3 Essential Factors That Influence Your Borrowing Power
Buying a home can be a complicated process. There are many details to finalise before the house becomes yours, including obtaining a mortgage.
When you apply for a home loan, lenders examine a variety of financial data to determine the risk of approving the loan. The higher the risk, the more likely the lender is to deny the loan or offer a higher interest rate.
Before searching for loan products, you may want to review your financial information to help determine your borrowing power. Pay close attention to the following factors to increase your chances of obtaining a loan for your dream home. The government has a detailed resource with do’s and don’t for borrowing.
1. Your Credit History
One of the first factors that lenders look at is your credit history. Your credit standing provides lenders with a detailed look at your past ability to pay off loans and credit cards. When you fail to complete payments on time, or if you have an account that goes to collection, you may have bad credit. If you have bad credit, this can be mended. Credit reports are available through recognised organisations.
While lousy credit may limit your ability to obtain a mortgage, there are still options available. Supplying a larger deposit, signing a loan with a guarantor, or using equity from another property may limit the associated risk with approving your loan.
2. Income and Total Debt
Lenders also want to examine your income and your total debt. In most situations, you will need to provide documents to establish two years of stable income. Establishing proof of income shows lenders that you have the funds available to pay your monthly repayments. However, your income is offset by your debt.
Even if you have a sizable income, your debt may limit your borrowing options. A high debt to income ratio shows that you have already accumulated a lot of debt, which increases your risk for following a scheduled monthly repayment plan.
If you are worried about your debt to income ratio, you may want to start paying down some of your debts before applying for a loan. However, there are ways to offset the debt. As with bad credit, you may consider saving a more substantial deposit or signing with a guarantor.

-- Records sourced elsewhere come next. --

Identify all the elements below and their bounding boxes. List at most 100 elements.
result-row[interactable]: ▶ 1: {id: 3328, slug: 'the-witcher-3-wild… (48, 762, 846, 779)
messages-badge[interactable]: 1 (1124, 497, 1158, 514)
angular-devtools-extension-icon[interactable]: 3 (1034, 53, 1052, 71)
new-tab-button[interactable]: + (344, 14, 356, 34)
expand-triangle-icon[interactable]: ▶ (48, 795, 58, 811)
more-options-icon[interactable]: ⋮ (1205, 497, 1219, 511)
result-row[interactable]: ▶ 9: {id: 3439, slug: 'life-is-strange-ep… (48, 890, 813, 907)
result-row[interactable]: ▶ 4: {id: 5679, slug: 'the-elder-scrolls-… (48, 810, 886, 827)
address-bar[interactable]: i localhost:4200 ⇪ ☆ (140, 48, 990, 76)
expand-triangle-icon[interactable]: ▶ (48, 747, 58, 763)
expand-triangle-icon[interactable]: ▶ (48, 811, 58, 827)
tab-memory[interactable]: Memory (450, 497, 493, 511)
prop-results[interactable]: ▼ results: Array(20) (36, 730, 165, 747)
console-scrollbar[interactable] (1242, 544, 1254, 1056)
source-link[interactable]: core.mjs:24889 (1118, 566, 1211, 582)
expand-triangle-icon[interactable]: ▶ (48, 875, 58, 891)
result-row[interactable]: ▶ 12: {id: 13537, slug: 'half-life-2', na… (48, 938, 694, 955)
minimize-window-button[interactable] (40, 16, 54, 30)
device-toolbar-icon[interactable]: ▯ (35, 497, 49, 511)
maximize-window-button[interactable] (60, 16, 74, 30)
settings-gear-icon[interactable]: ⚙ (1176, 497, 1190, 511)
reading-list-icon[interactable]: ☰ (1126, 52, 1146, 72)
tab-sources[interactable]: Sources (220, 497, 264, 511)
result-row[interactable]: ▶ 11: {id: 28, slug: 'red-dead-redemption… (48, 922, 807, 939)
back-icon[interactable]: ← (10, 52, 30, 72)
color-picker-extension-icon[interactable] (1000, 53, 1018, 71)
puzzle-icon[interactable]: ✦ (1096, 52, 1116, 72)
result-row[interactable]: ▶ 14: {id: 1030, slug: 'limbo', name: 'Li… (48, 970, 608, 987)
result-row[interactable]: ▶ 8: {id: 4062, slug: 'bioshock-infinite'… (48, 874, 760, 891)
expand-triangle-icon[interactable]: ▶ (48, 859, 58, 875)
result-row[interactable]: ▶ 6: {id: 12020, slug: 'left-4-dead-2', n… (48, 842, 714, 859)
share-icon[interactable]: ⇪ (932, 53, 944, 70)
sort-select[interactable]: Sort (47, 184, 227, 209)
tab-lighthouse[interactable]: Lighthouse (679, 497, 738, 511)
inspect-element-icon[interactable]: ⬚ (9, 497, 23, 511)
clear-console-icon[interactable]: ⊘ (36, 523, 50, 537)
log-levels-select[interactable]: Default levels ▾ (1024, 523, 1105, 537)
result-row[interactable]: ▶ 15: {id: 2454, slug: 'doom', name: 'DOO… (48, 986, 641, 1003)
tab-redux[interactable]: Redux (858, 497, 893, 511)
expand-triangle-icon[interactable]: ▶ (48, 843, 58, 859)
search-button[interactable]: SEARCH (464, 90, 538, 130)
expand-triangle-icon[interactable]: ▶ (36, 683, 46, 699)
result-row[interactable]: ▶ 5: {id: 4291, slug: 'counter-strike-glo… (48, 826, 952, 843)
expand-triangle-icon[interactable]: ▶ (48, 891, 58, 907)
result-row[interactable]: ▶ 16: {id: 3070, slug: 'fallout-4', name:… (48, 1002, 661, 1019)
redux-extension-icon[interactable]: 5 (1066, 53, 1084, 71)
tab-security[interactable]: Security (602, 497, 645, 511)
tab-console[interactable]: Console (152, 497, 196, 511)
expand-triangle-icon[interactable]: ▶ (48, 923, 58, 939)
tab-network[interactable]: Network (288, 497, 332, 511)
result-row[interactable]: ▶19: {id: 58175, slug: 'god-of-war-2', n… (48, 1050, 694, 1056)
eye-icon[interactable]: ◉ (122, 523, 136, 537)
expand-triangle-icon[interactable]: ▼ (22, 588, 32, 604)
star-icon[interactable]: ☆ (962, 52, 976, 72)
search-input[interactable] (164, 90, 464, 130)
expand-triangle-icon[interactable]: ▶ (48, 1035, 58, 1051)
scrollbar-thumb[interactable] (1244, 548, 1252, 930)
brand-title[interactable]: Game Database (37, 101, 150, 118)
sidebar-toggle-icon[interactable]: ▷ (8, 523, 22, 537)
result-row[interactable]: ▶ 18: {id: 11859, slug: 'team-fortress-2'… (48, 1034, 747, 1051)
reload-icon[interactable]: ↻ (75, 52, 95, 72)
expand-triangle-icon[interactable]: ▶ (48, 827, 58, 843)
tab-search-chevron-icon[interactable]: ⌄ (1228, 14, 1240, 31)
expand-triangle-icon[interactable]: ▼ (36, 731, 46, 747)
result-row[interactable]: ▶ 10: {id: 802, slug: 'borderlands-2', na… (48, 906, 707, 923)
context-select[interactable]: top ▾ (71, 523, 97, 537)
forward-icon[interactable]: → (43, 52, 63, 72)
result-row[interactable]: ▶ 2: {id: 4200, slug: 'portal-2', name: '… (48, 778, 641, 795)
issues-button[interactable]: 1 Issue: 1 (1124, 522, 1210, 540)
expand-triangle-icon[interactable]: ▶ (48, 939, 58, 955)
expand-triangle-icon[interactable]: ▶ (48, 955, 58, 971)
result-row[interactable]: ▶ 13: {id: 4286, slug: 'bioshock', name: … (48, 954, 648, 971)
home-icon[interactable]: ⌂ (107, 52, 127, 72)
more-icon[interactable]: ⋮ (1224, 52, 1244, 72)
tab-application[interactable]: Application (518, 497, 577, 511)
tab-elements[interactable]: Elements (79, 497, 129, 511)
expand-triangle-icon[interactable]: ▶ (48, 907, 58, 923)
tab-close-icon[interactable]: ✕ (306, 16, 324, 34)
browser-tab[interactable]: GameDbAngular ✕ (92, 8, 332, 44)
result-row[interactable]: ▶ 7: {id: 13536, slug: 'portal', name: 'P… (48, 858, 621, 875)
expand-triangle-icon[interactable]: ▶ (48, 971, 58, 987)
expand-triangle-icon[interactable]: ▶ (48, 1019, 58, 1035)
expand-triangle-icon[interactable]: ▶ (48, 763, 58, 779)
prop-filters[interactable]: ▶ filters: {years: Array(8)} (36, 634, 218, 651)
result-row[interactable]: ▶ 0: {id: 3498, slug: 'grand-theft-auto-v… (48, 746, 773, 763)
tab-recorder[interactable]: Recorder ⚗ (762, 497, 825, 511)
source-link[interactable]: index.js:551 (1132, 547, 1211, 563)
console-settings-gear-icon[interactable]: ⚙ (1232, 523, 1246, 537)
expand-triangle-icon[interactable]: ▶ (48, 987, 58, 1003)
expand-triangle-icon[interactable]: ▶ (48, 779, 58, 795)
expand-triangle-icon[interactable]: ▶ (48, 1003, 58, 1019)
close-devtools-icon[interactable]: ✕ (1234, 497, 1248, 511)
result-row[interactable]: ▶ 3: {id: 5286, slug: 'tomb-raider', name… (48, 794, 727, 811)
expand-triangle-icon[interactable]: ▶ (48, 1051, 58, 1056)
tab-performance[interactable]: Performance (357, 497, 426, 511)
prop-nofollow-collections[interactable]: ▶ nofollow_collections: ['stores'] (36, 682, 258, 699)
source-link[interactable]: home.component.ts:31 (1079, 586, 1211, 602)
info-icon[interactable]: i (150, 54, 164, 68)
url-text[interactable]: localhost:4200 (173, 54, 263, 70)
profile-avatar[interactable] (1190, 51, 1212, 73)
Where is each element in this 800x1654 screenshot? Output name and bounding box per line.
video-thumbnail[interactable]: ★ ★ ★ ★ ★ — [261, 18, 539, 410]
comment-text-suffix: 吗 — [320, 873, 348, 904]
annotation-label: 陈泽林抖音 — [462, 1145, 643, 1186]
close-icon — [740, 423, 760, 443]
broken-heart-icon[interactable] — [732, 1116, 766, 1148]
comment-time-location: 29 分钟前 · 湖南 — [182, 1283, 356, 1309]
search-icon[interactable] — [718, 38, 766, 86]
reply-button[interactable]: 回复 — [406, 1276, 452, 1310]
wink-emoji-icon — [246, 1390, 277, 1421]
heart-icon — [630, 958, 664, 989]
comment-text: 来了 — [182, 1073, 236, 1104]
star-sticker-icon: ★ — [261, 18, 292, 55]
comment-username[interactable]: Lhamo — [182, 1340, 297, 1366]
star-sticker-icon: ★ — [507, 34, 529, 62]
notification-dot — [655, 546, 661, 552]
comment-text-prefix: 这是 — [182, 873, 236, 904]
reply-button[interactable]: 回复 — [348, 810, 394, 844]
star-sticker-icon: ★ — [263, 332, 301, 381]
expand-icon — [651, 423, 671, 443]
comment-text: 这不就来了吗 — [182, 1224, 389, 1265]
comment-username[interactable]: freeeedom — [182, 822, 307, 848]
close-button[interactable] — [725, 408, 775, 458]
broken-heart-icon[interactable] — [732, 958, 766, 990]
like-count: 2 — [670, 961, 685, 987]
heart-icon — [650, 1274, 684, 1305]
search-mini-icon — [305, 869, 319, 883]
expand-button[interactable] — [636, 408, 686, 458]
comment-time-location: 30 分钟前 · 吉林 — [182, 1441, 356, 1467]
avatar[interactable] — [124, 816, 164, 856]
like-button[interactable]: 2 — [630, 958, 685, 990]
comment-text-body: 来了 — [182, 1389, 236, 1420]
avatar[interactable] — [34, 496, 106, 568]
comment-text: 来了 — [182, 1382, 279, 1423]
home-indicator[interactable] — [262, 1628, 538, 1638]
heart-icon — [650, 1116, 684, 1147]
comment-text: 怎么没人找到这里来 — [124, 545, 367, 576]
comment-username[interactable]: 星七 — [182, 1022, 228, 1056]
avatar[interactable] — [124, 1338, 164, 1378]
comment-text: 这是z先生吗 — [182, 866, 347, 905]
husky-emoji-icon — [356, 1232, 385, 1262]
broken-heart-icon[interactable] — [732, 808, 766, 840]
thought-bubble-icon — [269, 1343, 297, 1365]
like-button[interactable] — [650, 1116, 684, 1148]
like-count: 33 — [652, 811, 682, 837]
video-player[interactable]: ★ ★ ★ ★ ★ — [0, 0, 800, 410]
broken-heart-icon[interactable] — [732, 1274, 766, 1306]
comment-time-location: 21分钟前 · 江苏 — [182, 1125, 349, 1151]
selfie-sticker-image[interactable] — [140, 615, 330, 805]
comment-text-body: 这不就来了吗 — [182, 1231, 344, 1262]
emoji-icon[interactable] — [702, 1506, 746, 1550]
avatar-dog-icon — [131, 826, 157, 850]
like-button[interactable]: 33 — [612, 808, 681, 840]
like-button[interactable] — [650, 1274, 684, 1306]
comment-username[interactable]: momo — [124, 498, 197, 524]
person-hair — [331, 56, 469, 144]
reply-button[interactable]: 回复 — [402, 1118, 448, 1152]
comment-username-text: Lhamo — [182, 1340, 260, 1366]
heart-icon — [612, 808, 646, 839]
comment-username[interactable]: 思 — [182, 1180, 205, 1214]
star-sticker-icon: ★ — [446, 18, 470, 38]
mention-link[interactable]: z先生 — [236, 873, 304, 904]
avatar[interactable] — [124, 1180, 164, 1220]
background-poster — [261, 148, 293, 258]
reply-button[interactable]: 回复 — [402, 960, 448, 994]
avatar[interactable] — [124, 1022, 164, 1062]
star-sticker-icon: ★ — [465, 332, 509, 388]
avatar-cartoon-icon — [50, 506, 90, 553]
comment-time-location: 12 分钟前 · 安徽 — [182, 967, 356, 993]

3. Available Money for a Deposit
Along with your credit, income, and debt, lenders want to know how much money you have available for a deposit. Typically, you will need to supply at least 20% of the property’s value to obtain a loan.
If you do not have enough for this deposit, there are two other options. Without the required deposit, you can sign with a guarantor that uses the equity in his or her property help secure your loan. Another option is to pay Lenders Mortgage Insurance. This insurance is an additional fee that protects the lender in case you default on your loan, and it gets included in your monthly repayments. The RBA has detailed information on LMI should that be a good choice for you.
Use an Online Calculator to Estimate Your Borrowing Power
If you are ready to begin comparing interest rates and loan options, you can use an online borrowing power calculator to help you determine how much you can afford. After you supply a few pieces of information, it can help determine the amount that you are likely to get approved for if you apply for a home loan.